Wie viele hier stammt die 57-Jährige nicht aus Alaska. Sie ist Österreicherin, wuchs im Kleinen Walsertal auf. Mit 22 Jahren besuchte sie Freunde im US-Bundesstaat Washington und verliebte sich in einen jungen Lachsfischer, der jedes Jahr im Sommer nach Alaska zog. Die beiden heirateten. Und Sissi, die bis dahin noch nie auf einem Hochseeschiff gewesen war, begleitete ihren Mann.

"Ich liebte das Fischerleben, die Kameradschaft mit den anderen Fischern, die Wildnis und die Abgeschiedenheit Alaskas", erzählt sie. "Die stürmischen Tage auf See wechselten sich ab mit friedlichen Ankerzeiten, irgendwo in einer einsamen Bucht, weit weg von der lärmenden Welt der Highways und Shopping-Malls. Unsere Gesellschaft waren Bären und Wale.
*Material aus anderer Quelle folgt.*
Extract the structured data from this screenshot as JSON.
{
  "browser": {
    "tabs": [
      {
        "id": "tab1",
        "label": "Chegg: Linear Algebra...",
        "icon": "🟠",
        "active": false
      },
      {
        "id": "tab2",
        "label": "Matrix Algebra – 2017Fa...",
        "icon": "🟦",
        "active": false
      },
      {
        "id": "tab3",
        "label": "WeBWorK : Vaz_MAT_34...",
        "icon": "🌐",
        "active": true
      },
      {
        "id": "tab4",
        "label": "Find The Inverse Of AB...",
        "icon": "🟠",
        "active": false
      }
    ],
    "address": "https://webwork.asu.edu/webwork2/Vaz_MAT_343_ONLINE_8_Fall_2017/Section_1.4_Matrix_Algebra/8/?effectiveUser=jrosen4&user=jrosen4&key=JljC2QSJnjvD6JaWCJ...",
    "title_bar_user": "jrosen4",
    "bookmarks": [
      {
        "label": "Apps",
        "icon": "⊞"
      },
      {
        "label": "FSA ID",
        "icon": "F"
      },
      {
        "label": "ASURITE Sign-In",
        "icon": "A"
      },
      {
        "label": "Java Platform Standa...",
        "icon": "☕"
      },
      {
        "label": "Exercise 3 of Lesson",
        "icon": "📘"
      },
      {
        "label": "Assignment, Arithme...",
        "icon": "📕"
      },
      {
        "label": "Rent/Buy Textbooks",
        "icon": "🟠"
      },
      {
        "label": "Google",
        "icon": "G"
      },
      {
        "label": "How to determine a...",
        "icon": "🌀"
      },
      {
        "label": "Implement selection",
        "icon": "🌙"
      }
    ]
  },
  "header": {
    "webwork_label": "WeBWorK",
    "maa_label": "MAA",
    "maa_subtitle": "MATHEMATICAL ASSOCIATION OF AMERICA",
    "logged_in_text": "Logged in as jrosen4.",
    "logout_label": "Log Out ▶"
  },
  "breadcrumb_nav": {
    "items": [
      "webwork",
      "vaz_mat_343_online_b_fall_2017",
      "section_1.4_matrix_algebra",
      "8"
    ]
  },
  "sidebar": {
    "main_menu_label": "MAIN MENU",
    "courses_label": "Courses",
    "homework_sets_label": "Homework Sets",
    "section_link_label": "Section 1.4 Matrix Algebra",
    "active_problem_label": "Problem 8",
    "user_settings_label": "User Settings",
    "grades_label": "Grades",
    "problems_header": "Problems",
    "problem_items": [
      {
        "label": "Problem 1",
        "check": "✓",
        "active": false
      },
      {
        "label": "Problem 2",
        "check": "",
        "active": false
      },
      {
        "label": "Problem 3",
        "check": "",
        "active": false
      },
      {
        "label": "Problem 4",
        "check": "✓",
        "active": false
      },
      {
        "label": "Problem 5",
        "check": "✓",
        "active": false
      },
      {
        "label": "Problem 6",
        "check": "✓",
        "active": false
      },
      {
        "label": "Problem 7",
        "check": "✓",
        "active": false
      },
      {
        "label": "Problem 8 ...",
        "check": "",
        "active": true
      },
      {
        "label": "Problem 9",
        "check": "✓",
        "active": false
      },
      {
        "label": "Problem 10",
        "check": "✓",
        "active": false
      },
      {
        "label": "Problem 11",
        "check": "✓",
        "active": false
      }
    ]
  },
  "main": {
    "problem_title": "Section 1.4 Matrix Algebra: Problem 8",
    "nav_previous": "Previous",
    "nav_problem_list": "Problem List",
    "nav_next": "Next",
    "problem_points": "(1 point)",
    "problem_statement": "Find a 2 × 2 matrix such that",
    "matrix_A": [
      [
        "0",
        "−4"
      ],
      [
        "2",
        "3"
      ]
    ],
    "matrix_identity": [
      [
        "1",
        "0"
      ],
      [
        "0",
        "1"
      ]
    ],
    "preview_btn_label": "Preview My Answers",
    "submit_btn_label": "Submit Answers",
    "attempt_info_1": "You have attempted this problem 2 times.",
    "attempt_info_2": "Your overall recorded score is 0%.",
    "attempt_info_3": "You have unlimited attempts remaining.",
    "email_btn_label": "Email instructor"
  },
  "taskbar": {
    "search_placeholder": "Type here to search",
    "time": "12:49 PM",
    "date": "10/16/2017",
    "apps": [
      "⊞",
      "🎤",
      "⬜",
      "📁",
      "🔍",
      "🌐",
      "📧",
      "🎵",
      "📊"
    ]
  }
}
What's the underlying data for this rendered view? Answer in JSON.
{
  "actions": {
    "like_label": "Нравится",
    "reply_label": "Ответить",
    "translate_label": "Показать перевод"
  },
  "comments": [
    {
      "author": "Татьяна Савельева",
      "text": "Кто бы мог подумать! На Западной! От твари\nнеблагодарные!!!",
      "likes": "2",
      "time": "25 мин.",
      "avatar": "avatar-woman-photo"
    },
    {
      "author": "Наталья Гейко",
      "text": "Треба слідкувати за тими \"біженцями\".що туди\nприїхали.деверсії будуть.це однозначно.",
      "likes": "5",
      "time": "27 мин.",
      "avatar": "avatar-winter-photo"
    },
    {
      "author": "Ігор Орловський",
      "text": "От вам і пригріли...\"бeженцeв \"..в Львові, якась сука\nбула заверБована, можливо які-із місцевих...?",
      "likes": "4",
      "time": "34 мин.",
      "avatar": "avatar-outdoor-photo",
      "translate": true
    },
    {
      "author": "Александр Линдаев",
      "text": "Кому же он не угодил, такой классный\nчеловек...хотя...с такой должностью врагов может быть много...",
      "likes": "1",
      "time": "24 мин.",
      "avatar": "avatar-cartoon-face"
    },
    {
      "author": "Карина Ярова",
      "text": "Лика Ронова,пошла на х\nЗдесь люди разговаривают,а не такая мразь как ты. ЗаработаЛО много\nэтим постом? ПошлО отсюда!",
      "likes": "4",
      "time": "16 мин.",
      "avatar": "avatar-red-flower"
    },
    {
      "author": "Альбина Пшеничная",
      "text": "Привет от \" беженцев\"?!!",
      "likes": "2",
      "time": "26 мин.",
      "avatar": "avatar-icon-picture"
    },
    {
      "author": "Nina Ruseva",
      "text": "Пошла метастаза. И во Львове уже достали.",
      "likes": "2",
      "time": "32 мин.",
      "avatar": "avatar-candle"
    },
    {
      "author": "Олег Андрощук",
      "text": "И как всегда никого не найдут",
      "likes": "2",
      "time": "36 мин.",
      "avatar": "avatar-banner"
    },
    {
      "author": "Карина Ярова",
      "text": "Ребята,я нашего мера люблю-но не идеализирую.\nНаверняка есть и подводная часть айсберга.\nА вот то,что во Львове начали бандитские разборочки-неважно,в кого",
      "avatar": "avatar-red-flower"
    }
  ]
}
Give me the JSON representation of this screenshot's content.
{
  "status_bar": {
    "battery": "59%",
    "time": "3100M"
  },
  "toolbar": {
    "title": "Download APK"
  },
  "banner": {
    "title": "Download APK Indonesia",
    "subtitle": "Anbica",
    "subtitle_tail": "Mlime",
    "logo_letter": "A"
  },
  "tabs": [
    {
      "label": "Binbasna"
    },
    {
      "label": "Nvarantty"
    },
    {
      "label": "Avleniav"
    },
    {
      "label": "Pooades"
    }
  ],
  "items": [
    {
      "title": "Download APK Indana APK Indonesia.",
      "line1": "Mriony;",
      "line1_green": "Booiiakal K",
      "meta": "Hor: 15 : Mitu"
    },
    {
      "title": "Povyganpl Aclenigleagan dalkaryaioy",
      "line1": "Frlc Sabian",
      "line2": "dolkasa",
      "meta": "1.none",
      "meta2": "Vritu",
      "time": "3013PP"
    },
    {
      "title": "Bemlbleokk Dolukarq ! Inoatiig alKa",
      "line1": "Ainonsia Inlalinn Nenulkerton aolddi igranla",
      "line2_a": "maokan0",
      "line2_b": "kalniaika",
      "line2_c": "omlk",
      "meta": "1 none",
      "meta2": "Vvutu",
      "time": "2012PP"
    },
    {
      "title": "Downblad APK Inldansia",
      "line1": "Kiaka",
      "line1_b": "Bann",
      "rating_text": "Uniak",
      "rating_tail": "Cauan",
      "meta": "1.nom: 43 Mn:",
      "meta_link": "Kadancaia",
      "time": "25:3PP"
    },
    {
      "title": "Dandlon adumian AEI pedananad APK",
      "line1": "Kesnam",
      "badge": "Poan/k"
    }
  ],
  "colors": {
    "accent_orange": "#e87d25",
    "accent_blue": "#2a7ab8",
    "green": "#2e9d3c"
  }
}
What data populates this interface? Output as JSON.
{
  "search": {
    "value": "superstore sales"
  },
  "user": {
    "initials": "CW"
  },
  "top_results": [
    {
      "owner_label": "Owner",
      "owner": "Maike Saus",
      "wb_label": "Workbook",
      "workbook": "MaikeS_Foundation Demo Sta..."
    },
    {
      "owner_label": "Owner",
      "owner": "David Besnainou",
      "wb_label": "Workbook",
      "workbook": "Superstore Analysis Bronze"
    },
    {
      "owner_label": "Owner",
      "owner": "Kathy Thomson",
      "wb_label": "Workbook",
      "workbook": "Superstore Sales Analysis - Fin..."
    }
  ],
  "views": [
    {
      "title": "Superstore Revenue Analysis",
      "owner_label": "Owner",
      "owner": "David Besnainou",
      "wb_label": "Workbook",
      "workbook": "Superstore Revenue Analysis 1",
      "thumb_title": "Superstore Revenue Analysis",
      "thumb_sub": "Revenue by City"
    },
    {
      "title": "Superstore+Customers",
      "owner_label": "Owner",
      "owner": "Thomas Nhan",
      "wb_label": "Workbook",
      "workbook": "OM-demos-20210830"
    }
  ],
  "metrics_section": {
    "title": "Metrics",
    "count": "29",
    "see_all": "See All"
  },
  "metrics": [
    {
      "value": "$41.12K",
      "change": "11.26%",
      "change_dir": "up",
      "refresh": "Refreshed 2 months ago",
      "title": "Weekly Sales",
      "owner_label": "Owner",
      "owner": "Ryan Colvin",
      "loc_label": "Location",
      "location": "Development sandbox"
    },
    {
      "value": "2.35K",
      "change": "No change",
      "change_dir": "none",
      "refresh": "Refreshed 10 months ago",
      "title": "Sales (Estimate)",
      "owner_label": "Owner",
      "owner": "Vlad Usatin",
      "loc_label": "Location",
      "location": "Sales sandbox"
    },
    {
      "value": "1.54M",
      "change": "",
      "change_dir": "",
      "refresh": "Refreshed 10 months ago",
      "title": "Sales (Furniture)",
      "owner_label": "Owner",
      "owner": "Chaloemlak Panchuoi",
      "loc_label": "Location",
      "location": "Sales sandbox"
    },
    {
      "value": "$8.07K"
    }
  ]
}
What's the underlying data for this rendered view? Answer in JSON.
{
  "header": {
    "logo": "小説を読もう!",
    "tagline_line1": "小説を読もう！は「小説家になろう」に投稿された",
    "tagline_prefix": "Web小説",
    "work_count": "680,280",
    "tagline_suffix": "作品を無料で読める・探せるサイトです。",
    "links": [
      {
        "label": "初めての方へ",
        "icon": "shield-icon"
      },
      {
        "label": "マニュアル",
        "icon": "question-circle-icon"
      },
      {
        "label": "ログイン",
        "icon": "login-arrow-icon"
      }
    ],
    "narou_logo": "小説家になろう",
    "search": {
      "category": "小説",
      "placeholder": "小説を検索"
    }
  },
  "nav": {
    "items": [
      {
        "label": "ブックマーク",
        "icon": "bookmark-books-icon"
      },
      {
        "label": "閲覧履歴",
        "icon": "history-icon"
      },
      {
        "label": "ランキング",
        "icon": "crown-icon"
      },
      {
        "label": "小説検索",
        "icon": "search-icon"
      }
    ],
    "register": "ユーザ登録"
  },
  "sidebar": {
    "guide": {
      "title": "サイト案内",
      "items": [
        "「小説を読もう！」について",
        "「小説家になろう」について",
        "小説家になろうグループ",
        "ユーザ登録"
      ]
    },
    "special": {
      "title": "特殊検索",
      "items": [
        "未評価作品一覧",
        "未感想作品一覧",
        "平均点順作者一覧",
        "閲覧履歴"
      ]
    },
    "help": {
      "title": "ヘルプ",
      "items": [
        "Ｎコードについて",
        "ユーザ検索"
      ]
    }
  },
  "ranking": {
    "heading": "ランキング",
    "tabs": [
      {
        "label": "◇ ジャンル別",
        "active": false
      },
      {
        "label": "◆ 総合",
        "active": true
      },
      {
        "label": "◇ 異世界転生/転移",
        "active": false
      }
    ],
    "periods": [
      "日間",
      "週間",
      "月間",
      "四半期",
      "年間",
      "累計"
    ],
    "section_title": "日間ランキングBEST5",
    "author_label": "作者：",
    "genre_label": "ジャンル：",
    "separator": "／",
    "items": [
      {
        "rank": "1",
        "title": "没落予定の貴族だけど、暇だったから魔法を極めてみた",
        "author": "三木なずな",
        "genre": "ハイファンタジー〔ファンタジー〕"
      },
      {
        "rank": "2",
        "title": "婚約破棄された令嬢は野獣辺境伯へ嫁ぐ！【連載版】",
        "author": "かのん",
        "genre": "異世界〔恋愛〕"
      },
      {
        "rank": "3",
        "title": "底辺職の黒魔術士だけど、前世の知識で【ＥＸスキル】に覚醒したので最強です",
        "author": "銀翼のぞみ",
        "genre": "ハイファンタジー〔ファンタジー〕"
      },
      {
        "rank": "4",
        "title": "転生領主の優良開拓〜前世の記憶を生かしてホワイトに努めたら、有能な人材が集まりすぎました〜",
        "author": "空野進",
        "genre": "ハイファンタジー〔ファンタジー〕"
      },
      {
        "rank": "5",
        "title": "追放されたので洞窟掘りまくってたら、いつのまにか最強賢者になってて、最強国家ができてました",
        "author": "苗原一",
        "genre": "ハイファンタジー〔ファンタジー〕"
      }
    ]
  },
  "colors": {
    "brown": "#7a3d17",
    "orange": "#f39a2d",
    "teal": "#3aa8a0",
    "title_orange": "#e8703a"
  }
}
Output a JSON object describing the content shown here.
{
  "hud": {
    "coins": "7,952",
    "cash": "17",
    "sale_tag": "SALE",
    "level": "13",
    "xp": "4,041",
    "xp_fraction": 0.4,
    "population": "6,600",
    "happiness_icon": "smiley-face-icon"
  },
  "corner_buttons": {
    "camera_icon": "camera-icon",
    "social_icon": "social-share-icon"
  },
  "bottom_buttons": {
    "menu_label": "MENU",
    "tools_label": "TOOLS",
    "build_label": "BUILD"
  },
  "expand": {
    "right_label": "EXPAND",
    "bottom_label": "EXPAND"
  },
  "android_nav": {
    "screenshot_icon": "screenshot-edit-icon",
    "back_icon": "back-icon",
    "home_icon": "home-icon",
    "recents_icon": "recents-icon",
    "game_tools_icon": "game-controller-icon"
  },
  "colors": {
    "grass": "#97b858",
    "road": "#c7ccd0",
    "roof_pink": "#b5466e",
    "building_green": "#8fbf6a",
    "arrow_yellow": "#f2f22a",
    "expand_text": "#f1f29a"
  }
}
Und wenn wir genug Geld verdient hatten, flogen wir in meine Heimat zum Skifahren."

Aber die Ehe zerbrach, und Sissi stand plötzlich vor dem Nichts. "Ich hätte damals nach Österreich zurückkehren können", sagt sie. "Aber ich konnte mir ein Leben ohne diese Natur hier nicht mehr vorstellen." Sissi kaufte sich - auf Kredit - eine Fischerlizenz für Südostalaska und ein Schiff, und begann, selbst Lachs zu fangen. "Ich dachte, ich wüsste alles darüber. Aber ich wusste nichts", erzählt sie. "Nicht, wie die Tiere auf Strömung, Wind und Wärme reagieren, nicht, woran man einen guten Fischgrund erkennt."

Sie fing viel zu wenig. Doch sie hatte Glück. Die anderen Fischer, alles harte Kerle, nahmen das "Mädchen" unter ihre Fittiche. Abends hockte sie mit ihnen in der Kneipe, und nach ein paar Bier gaben sie ihre Geheimnisse preis. Sissi lernte schnell. Und verdiente nun gut. Bis Ende der 80er-Jahre Zuchtlachs aus Norwegen und Chile auf den Markt kam. "Die Leute kauften das wie verrückt", sagt Sissi, "und die Preise sanken ins Bodenlose."

Auf ihren Reisen nach Europa fiel ihr auf, dass dort inzwischen Lachskaviar als Delikatesse galt. "Wir Fischer haben den Rogen eigentlich immer ins Meer geworfen", lacht sie. Nun nicht mehr. Mit ihrem zweiten Mann Günter, einem Deutschen aus Oberstdorf, gründete sie die Northern Keta Caviar Co. und begann, aus dem Rogen des Ketalachses (einer der fünf pazifischen Wildlachsarten) hochwertigen Kaviar zu produzieren.

Inzwischen arbeiten über 30 Fischer für Sissi, darunter auch ihr Mann. Denn sie hat Erfolg. Ihr Kaviar verkauft sich in die ganze Welt, und auch der Wildlachs, den Sissi handelt, erzielt auf dem Weltmarkt wieder gute Preise. Immer mehr Menschen möchten Lebensmittel haben, die ohne Rückstände sind und nachhaltig produziert wurden. Damit kann Sissi nun wirklich dienen. Manchmal kommt sie mit der Produktion kaum nach. Denn noch immer gibt es sie, diese Tage, an denen nichts reinkommt. "Und das soll auch so bleiben", sagt Sissi. "Denn unsere Zukunft hängt davon ab."